Yehuda Amichai is one of the twentieth century's (and Israel's) leading poets. In this remarkable book, Gold offers a profound reinterpretation of Amichai's early works, using two sets of
untapped materials: notes and notebooks written by Amichai in Hebrew and German that are now preserved in the Beinecke archive at Yale, and a cache of ninety-eight as-yet unpublished letters
written by Amichai in 1947 and 1948 to a woman identified in the book as Ruth Z., which were recently discovered by Gold.
Gold found irrefutable evidence in the Yale archive and the letters to Ruth Z. that allows her to make two startling claims. First, she shows that in order to remake himself as an Israeli
soldier-citizen and poet, Amichai suppressed ("camouflaged") his German past and German mother tongue both in reference to his biography and in his poetry. Yet, as her close readings of his
published oeuvre as well as his unpublished German and Hebrew notes at the Beinecke show, these texts harbor the linguistic residue of his European origins. Gold, who knows both Hebrew and
German, establishes that the poet's German past infused every area of his work, despite his attempts to conceal it in the process of adopting a completely Israeli identity.
Gold's second claim is that Amichai somewhat disguised the story of his own development as a poet.
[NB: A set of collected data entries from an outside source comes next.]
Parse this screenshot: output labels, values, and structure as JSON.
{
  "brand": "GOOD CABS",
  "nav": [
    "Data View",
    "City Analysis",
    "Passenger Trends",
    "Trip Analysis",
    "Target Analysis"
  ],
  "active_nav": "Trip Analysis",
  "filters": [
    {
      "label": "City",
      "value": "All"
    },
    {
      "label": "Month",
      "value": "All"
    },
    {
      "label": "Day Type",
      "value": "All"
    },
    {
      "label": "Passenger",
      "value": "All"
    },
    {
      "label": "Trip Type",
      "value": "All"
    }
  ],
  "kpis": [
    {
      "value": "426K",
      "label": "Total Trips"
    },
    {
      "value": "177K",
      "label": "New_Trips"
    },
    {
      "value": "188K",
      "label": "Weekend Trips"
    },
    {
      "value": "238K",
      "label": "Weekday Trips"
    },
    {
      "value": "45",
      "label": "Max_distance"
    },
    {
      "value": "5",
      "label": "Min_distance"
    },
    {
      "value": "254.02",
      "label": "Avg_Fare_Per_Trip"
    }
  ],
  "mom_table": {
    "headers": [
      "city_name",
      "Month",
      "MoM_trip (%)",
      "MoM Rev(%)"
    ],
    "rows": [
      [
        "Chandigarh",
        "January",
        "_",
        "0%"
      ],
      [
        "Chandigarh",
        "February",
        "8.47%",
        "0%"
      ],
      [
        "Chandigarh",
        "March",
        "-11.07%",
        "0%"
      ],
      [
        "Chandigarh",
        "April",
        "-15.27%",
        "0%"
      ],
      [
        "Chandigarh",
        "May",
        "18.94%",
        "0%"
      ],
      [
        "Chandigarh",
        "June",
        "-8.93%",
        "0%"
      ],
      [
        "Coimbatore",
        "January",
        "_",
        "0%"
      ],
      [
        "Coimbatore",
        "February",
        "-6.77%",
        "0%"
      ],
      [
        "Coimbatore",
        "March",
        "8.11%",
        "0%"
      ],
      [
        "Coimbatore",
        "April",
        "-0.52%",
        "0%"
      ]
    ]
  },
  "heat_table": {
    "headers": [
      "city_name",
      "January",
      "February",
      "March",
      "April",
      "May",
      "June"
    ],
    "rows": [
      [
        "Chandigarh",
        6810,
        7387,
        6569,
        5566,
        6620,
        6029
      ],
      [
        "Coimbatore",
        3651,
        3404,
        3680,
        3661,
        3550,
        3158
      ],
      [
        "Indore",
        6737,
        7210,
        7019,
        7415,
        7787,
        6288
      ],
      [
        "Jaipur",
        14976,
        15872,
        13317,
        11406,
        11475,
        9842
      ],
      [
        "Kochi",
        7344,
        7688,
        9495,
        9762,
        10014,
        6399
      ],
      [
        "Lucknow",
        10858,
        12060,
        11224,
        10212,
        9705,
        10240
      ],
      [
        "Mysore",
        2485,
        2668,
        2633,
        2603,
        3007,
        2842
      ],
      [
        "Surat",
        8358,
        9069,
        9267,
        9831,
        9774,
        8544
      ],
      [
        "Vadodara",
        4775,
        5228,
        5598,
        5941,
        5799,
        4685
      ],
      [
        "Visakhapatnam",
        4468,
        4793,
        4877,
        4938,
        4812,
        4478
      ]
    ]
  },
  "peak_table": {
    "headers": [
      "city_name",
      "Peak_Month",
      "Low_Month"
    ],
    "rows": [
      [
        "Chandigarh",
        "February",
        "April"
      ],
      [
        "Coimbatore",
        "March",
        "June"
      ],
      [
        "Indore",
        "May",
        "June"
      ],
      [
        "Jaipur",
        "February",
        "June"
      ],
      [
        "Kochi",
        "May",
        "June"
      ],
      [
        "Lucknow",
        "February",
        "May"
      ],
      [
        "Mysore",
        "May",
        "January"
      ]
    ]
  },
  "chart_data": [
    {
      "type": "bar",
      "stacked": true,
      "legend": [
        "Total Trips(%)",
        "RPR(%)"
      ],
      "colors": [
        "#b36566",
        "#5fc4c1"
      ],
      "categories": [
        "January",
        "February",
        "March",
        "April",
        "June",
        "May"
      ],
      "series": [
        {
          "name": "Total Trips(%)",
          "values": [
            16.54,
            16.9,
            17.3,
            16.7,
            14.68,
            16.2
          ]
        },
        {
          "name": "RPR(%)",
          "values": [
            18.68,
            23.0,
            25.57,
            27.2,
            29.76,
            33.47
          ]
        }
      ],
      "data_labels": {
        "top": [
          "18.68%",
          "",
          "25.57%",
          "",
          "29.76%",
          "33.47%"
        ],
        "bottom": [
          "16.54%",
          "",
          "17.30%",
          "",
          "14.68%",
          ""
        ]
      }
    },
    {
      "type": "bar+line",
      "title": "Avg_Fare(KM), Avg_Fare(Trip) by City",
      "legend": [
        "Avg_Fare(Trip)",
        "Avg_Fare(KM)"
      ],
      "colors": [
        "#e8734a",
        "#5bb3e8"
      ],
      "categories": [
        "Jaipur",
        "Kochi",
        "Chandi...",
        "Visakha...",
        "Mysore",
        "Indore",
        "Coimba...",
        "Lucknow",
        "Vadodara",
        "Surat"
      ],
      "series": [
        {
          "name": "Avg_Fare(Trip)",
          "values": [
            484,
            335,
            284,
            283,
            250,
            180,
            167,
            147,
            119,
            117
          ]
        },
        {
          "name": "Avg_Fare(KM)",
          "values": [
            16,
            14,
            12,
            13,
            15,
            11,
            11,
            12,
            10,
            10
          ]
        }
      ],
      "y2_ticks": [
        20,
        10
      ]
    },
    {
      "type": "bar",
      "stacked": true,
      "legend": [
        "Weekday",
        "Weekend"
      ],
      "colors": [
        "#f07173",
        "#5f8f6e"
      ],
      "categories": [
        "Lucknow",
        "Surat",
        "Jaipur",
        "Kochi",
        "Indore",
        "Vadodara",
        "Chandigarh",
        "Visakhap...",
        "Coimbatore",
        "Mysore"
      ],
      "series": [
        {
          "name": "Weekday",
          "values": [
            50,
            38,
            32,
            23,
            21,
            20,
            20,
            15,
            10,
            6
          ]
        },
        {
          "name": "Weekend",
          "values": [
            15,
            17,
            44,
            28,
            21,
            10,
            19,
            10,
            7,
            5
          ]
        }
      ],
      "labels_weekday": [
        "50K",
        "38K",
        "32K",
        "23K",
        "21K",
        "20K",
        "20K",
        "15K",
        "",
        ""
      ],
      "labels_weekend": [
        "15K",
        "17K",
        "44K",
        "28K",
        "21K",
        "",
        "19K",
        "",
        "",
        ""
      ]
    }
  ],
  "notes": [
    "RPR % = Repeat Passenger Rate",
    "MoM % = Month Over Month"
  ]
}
According to Amichai's own accounts, Israel's war of independence was the impetus for his
creative writing. Long accepted as fact, Gold proves that this poetic biography is far from complete. By analyzing Amichai's letters and reconstructing his relationship with Ruth Z., Gold
reveals what was really happening in the poet's life and verse at the end of the 1940s. These letters demonstrate that the chronological order in which Amichai's works were published does not
reflect the order in which they were written; rather, it was a product of the poet's literary and national motivations.